Canadian Prime Minister Justin Trudeau, deplored Thursday’s deadly stabbings in the French city of Nice, saying that the perpetrators “do not get to define Muslims” and are unrepresentative of Islam.
Twenty-one-year-old Brahim Aouissaoui is suspected to have carried out the stabbings outside a church, in what French anti-terror prosecutors labelled an “Islamo-fascist attack” that has been condemned widely in the Muslim world and beyond.
Trudeau told reporters during a news conference after an e-meeting with EU leaders that the attack was “heinous,” “criminal,” “unjustifiable,” and an insult to Canadian values.
“The criminals, the terrorists, the cold-blooded murderers who perpetrated these attacks do not represent Islam,” he added, extending condolences to the victims and their loved ones.
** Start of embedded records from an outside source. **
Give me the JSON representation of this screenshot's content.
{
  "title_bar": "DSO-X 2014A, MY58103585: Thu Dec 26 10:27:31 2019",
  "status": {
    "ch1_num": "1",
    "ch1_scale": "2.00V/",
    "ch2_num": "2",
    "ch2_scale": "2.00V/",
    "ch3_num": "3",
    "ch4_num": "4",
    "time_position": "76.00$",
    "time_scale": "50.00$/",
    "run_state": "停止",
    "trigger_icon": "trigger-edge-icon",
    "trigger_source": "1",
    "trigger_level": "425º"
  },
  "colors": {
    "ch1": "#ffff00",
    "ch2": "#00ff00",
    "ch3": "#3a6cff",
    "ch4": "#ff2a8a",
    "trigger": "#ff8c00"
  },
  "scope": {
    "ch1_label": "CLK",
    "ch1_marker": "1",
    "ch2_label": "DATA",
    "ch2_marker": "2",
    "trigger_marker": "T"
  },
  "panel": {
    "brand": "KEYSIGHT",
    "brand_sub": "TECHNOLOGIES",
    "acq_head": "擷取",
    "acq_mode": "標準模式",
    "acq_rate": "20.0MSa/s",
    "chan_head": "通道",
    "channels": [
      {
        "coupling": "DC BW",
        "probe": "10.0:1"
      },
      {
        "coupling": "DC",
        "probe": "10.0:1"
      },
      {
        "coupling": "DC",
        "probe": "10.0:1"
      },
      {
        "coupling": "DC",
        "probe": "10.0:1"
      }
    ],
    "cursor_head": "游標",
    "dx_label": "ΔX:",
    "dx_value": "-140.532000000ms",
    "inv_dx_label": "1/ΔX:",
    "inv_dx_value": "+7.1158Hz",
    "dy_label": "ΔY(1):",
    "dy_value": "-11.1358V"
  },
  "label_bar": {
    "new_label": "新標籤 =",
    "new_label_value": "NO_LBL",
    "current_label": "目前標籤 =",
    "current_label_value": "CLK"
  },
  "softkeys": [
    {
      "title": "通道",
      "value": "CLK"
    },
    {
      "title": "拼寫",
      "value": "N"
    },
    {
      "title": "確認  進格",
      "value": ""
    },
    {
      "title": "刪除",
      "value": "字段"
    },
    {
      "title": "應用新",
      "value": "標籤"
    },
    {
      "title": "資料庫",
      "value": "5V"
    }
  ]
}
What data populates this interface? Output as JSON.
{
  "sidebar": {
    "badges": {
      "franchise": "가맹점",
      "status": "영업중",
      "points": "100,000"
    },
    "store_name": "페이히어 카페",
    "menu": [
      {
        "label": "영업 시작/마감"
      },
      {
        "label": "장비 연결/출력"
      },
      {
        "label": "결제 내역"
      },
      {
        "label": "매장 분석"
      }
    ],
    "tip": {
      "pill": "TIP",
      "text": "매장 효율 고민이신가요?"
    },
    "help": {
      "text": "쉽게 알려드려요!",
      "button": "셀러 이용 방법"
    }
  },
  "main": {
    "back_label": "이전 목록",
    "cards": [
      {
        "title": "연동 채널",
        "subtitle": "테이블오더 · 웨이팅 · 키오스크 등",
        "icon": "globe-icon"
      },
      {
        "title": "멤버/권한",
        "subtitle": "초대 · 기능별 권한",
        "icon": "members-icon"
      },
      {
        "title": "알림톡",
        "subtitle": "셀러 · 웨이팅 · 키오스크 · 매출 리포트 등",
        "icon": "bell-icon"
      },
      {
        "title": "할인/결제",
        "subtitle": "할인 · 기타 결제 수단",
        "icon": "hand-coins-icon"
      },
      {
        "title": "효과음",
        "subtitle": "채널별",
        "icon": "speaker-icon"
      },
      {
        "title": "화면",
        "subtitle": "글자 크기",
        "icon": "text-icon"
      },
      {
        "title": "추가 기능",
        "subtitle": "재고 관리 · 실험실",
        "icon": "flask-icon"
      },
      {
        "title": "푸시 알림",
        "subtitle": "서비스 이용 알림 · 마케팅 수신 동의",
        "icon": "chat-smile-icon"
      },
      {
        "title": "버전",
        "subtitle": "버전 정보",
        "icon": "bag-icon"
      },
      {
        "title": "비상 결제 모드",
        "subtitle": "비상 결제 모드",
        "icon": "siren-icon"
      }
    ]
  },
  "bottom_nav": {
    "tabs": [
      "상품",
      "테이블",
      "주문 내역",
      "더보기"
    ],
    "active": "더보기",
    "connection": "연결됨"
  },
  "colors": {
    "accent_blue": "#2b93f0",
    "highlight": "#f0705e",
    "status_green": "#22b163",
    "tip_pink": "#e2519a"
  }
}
“They do not get to define Muslims in France, in Canada or anywhere around the world,” Trudeau stressed.
Aouissaoui arrived in France in early October, French sources said.
During the knife attack, the suspect reportedly shouted “Allahu Akbar” (God is greatest), killing a woman and a man. Another woman was seriously injured and died in a nearby bar where she had taken refuge. One of the victims’ throat was slit.
The attack in Nice comes amid widespread anger in Muslim communities at comments by France’s President Emmanuel Macron, who vigorously defended the publication of cartoons of the Prophet Mohammed by the French satirical magazine Charlie Hebdo on free speech grounds.